Ora Beppe Grillo attacca Giuseppe Conte. Dopo le dichiarazioni dell'ex premier, arriva la risposta del leader del Movimento 5 Stelle con un post sul suo blog, intitolata "Una bozza e via". Si tratta diun riferimento alla bozza del nuovo Statuto dei 5 Stelle che l’ex premier aveva scritto, su mandato proprio di Grillo, e al fatto che quella bozza è stata, di fatto, stracciata dal fondatore del Movimento.
M5S, ora Grillo attacca Conte: cosa ha detto il leader del Movimento
L’ex premier, dice Grillo, "non ha visione politica né capacità manageriali", e ha partorito uno statuto "seicentesco", un tentativo di trasformare il Movimento in un partito "unipersonale". Conte — che proprio dai 5 Stelle venne indicato come premier dopo le elezioni del 2018 — aveva nella giornata di lunedì tenuto una conferenza stampa nella quale aveva a sua volta risposto, in modo acceso, a Grillo, che aveva incontrato (senza di lui) i parlamentari dei 5 Stelle, di fatto spiegando come l’ex premier mancasse di visione e dovesse «studiare chi siamo» prima di voler cambiare il Movimento.Il post di Grillo sul blog
"Mi sento così: come se fossi circondato da tossicodipendenti che mi chiedono di poter avere la pasticca che farà credere a tutti che i problemi sono spariti e che dia l’illusione (almeno per qualche mese, forse non di più) che si è più potenti di quello che in realtà si è davvero, pensando che Conte sia la persona giusta per questo" ha scritto il fondatore del Movimento, prima di attaccare: "Conte può creare l’illusione collettiva (e momentanea) di aver risolto il problema elettorale, ma non è il consenso elettorale il nostro vero problema".
Cosa aveva detto Conte
Conferenza stampa sul Movimento 5 Stelle, cosa ha detto Conte
"Ho avuto un fittissimo scambio di mail con Grillo, ho accolto un buon numero delle sue osservazioni.
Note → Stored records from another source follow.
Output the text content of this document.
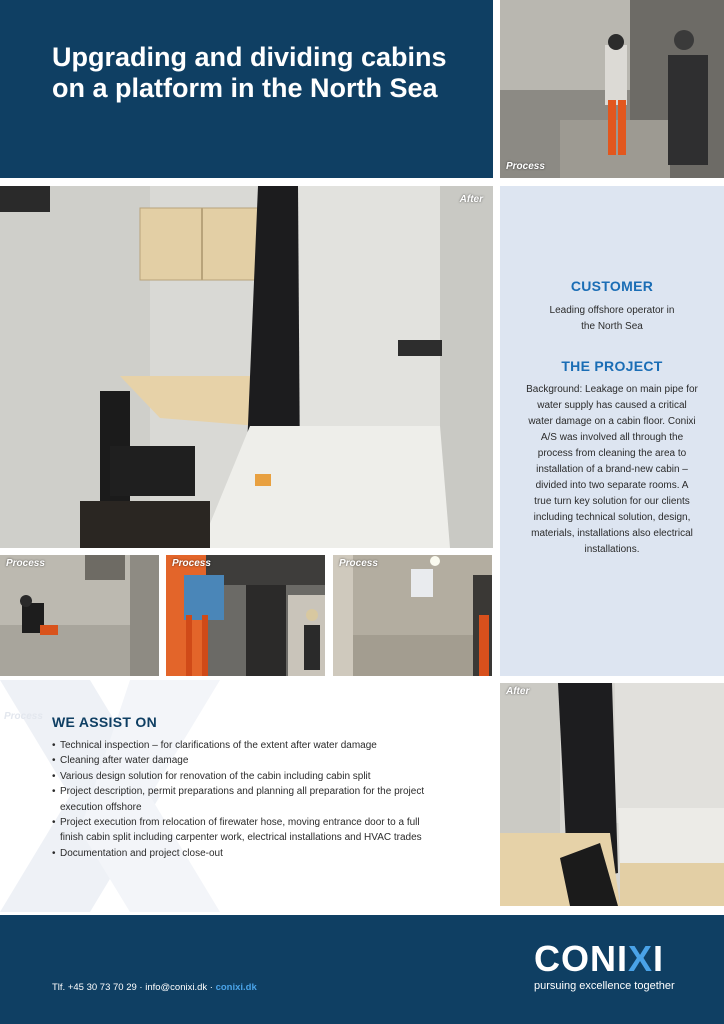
Upgrading and dividing cabins on a platform in the North Sea
Process
After
CUSTOMER

Leading offshore operator in the North Sea

THE PROJECT

Background: Leakage on main pipe for water supply has caused a critical water damage on a cabin floor. Conixi A/S was involved all through the process from cleaning the area to installation of a brand-new cabin – divided into two separate rooms. A true turn key solution for our clients including technical solution, design, materials, installations also electrical installations.

Process	Process	Process
Process WE ASSIST ON
• Technical inspection – for clarifications of the extent after water damage
• Cleaning after water damage
• Various design solution for renovation of the cabin including cabin split
• Project description, permit preparations and planning all preparation for the project execution offshore
• Project execution from relocation of firewater hose, moving entrance door to a full finish cabin split including carpenter work, electrical installations and HVAC trades
• Documentation and project close-out
After
Tlf. +45 30 73 70 29 · info@conixi.dk · conixi.dk
CONIXI
pursuing excellence together
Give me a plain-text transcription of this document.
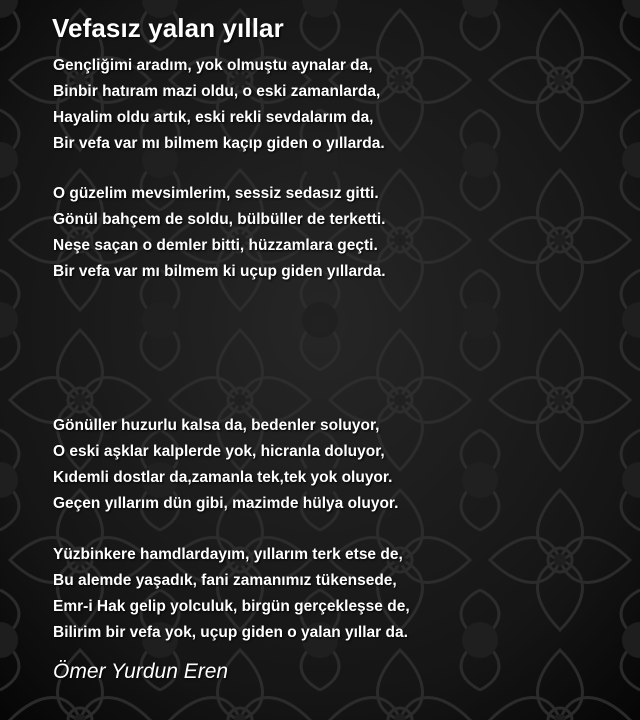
Vefasız yalan yıllar
Gençliğimi aradım, yok olmuştu aynalar da,
Binbir hatıram mazi oldu, o eski zamanlarda,
Hayalim oldu artık, eski rekli sevdalarım da,
Bir vefa var mı bilmem kaçıp giden o yıllarda.
O güzelim mevsimlerim, sessiz sedasız gitti.
Gönül bahçem de soldu, bülbüller de terketti.
Neşe saçan o demler bitti, hüzzamlara geçti.
Bir vefa var mı bilmem ki uçup giden yıllarda.
Gönüller huzurlu kalsa da, bedenler soluyor,
O eski aşklar kalplerde yok, hicranla doluyor,
Kıdemli dostlar da,zamanla tek,tek yok oluyor.
Geçen yıllarım dün gibi, mazimde hülya oluyor.
Yüzbinkere hamdlardayım, yıllarım terk etse de,
Bu alemde yaşadık, fani zamanımız tükensede,
Emr-i Hak gelip yolculuk, birgün gerçekleşse de,
Bilirim bir vefa yok, uçup giden o yalan yıllar da.

Ömer Yurdun Eren
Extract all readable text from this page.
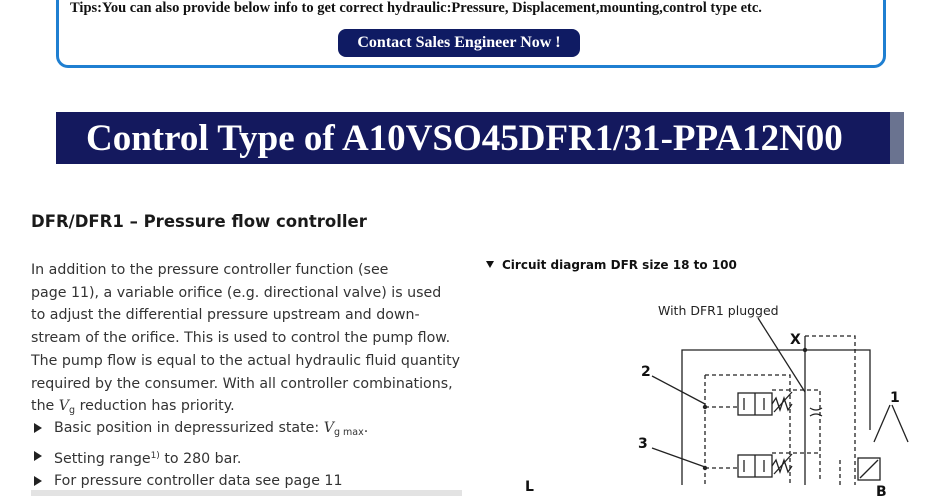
Tips:You can also provide below info to get correct hydraulic:Pressure, Displacement,mounting,control type etc.
Contact Sales Engineer Now !
Control Type of A10VSO45DFR1/31-PPA12N00
DFR/DFR1 – Pressure flow controller
In addition to the pressure controller function (see
page 11), a variable orifice (e.g. directional valve) is used
to adjust the differential pressure upstream and down-
stream of the orifice. This is used to control the pump flow.
The pump flow is equal to the actual hydraulic fluid quantity
required by the consumer. With all controller combinations,
the $V_g$ reduction has priority.
Basic position in depressurized state: $V_{g max}$.
Setting range$^{1)}$ to 280 bar.
For pressure controller data see page 11
Circuit diagram DFR size 18 to 100
With DFR1 plugged
X
2
3
1
L	B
Le altre non possono accoglierle, perché alterano questo disegno e creano confusione di ruoli e di funzioni. Martedì mattina consegnerò i documenti frutto del mio lavoro dapprima a Grillo e poi a Crimi chiedendo che siano diffusi alla comunità. Sono condizioni imprescindibili del mio impegno", osserva l'ex premier.
"Beppe sa bene che ho avuto e avrà sempre rispetto per lui. Spetta a lui decidere se essere il genitore generoso che lascia crescere la sua creatura in autonomia o il genitore padrone che ne contrasta l'emancipazione. Per lui c'era e ci sarà sempre il ruolo di Garante, ma ci sarà distinzione tra la filiera di garanzia e la filiera degli organi di politica attiva al cui vertice ci deve essere il leader politico e la filiera di controllo", prosegue Conte.